Non-prescription medicines can be helpful for occasional, short-term use. But it could be a concern if patients find themselves frequently resorting to self-care medication for the relief of problematic symptoms, a pharmacist has warned.
“Recurring symptoms often lead people to seek quick relief through self-care medications, but it's crucial to understand when these symptoms could indicate an underlying health issue that needs professional medical attention,” Medipost Pharmacy pharmacist Timothy Ngobeni explained.
He added that self-care medication is only intended for minor, temporary ailments that don’t usually require a doctor’s consultation.
“Having a headache once in a while or experiencing mild common symptoms for a few days is not unusual, and there are medications your pharmacist can recommend for relieving the discomfort,” Ngobeni said.
And as with any medication, the pharmacist insisted that its vital for self-care products to only be taken as directed.
“Do not take medication for longer than is recommended, usually a maximum of 10 days, without seeing a doctor,” Ngobeni said.
He added that the danger of taking non-prescription medicines for an extended period is that they could mask symptoms that require diagnosis and treatment.
“This is particularly important in the case of recurring urinary tract infections, fungal infections and persistent pains.”
Ngobeni said recurring or chronic pain can take various forms, including headaches or joint pain. Pain relievers like paracetamol or ibuprofen are commonly used to manage mild to moderate discomfort, but he warned that pain can be a symptom of many deeper health problems.
“It is therefore essential to seek medical advice if the pain persists or worsens, as there could be an underlying health issue that requires proper diagnosis and management.”
Ngobeni advised visiting a medical doctor if:
– The pain continues or gets worse, even with pain relief medication.

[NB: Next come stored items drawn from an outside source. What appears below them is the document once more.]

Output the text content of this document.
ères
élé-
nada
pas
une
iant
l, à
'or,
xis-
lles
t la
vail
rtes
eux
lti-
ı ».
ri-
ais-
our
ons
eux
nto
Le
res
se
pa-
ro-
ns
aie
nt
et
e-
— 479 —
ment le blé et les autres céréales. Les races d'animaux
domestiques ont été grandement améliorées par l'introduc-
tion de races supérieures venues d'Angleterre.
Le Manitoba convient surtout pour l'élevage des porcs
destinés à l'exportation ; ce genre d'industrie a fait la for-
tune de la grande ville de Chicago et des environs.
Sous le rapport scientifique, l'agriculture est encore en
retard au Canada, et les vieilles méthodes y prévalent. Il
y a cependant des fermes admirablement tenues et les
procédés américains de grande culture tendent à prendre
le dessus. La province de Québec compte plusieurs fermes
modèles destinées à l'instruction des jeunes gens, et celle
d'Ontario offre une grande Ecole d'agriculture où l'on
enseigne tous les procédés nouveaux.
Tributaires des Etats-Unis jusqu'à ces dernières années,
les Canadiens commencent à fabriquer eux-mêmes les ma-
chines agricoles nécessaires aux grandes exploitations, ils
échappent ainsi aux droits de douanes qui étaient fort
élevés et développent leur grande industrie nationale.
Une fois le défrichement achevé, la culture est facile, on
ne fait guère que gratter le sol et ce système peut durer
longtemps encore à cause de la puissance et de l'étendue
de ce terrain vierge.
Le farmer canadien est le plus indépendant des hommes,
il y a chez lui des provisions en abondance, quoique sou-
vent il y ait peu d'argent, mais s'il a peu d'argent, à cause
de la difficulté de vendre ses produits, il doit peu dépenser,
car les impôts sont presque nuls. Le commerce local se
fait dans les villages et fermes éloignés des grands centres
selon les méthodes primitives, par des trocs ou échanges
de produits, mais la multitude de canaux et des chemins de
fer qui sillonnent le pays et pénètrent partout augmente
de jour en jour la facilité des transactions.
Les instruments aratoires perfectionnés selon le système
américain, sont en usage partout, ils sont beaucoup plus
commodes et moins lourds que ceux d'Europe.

– You have other symptoms, such as numbness, tingling, or weakness.
– Your daily functioning is difficult due to pain.
– Your pain doesn’t improve with rest or self-care remedies.
Urinary tract infections
A urinary tract Infection (UTI), is a common bacterial infection of the urinary system, including the bladder, kidneys, ureters, and urethra, Ngobeni said.
He added that symptoms include needing to urinate often or suddenly, a painful or burning feeling when urinating, and urine that is cloudy or smells bad.
The pharmacist said that often the pain and discomfort caused by UTIs can be relieved with non-prescription medications like flavoxate, but if the symptoms persist or you notice any of the following signs, it’s crucial to consult a health-care professional:
- Severe or persistent pain while urinating.
- Blood in the urine.
- Fever or chills.
- UTI symptoms start again shortly after completing a course of antibiotics.
- Pain in your side or back, which could be a sign of kidney infection.
- Experiencing persistent exhaustion or a lack of energy that doesn't respond to self-care remedies.
Itchy or peeling skin are symptoms associated with common fungal infections that can affect the skin, nails, and mucous membranes, Ngobeni explained, adding that common types include athlete’s foot, jock itch, and ringworm.
“Although self-care antifungal medications such as clotrimazole and terbinafine are often used to treat these infections, it is important to consult a healthcare professional if symptoms persist,” he said.
“Recurrent fungal infections might indicate an underlying condition, possibly an immune system disorder or diabetes, requiring specific treatment.”
He recommended making an appointment with your doctor or clinic if you notice:
– It’s getting worse or not improving despite using non-prescription antifungal medications.
– The infection spreads to other body parts.
– You have a fever or flu-like symptoms.
– Pus or fluid oozes from the area.
– Severe itching or pain gets in the way of your daily activities.
– The fungal infection comes back soon after using antifungal medication.
Ngobeni added that disclosing health concerns or symptoms to a medical practitioner is confidential and their job is to offer guidance.
“Always let your doctor or pharmacist know if you have been on any treatment, prescription medicine and for how long,” he advised.
He encouraged patients to prioritise their health and well-being by reaching out to health-care professionals if they experience any symptoms that are unexplained or keep returning.
“With medical attention, illnesses can be effectively managed for improved quality of life, optimal health and wellness,” Ngobeni said.